Otherwise, it defaults to using its own, slow, matrix multiplication routine.
否则,它默认使用自己的、缓慢的矩阵乘法例程。
Checking your BLAS linkage is described here. In short, check whether there's a file _dotblas.so
or similar in your NumPy installation. When there is, check which BLAS library it's linked against; the reference BLAS is slow, ATLAS is fast, OpenBLAS and vendor-specific versions such as Intel MKL are even faster. Watch out with multithreaded BLAS implementations as they don't play nicelywith Python's multiprocessing
.
此处描述了检查您的 BLAS 链接。简而言之,检查_dotblas.so
您的 NumPy 安装中是否有文件或类似文件。如果有,请检查它链接到哪个 BLAS 库;参考 BLAS 很慢,ATLAS 很快,OpenBLAS 和特定于供应商的版本(如 Intel MKL)甚至更快。小心多线程BLAS实现,因为他们没能很好的发挥与Python的multiprocessing
。
Next, check your data alignment by inspecting the flags
of your arrays. In versions of NumPy before 1.7.2, both arguments to np.dot
should be C-ordered. In NumPy >= 1.7.2, this doesn't matter as much anymore as special cases for Fortran arrays have been introduced.
接下来,通过检查flags
数组的来检查数据对齐。在 1.7.2 之前的 NumPy 版本中, to 的两个参数都np.dot
应该是 C 顺序的。在 NumPy >= 1.7.2 中,这不再重要,因为引入了 Fortran 数组的特殊情况。

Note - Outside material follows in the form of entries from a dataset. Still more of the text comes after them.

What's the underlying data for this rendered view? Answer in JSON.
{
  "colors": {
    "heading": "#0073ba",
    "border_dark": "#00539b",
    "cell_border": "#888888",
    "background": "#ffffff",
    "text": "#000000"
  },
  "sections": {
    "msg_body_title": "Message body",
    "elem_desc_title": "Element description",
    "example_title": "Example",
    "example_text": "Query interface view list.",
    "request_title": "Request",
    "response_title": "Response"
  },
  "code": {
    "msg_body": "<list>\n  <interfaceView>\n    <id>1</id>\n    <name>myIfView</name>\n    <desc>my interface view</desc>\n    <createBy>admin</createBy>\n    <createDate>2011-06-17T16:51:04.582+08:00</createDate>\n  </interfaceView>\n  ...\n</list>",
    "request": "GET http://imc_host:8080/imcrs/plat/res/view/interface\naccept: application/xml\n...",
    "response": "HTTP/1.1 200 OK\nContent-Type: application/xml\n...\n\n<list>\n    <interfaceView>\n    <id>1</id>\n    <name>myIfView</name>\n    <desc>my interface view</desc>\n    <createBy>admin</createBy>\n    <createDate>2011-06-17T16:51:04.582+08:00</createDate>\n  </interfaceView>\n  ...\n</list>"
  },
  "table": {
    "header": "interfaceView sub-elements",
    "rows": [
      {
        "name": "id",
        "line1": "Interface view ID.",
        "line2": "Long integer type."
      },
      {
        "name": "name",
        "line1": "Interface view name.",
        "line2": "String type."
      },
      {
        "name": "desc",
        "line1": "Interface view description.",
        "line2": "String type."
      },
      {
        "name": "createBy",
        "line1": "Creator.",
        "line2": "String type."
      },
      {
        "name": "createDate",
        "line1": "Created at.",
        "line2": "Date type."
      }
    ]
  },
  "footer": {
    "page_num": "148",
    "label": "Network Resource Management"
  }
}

>>> X = np.random.randn(10, 4)
>>> Y = np.random.randn(7, 4).T
>>> X.flags
C_CONTIGUOUS : True
F_CONTIGUOUS : False
OWNDATA : True
WRITEABLE : True
ALIGNED : True
UPDATEIFCOPY : False
>>> Y.flags
C_CONTIGUOUS : False
F_CONTIGUOUS : True
OWNDATA : False
WRITEABLE : True
ALIGNED : True
UPDATEIFCOPY : False
If your NumPy is not linked against BLAS, either (easy) re-install it, or (hard) use the BLAS gemm
(generalized matrix multiply) function from SciPy:
如果您的 NumPy 未与 BLAS 相关联,请(简单)重新安装它,或(困难)使用gemm
SciPy 中的 BLAS (广义矩阵乘法)函数:
>>> from scipy.linalg import get_blas_funcs
>>> gemm = get_blas_funcs("gemm", [X, Y])
>>> np.all(gemm(1, X, Y) == np.dot(X, Y))
True
This looks easy, but it does hardly any error checking, so you must really know what you're doing.
这看起来很简单,但它几乎不进行任何错误检查,因此您必须真正了解自己在做什么。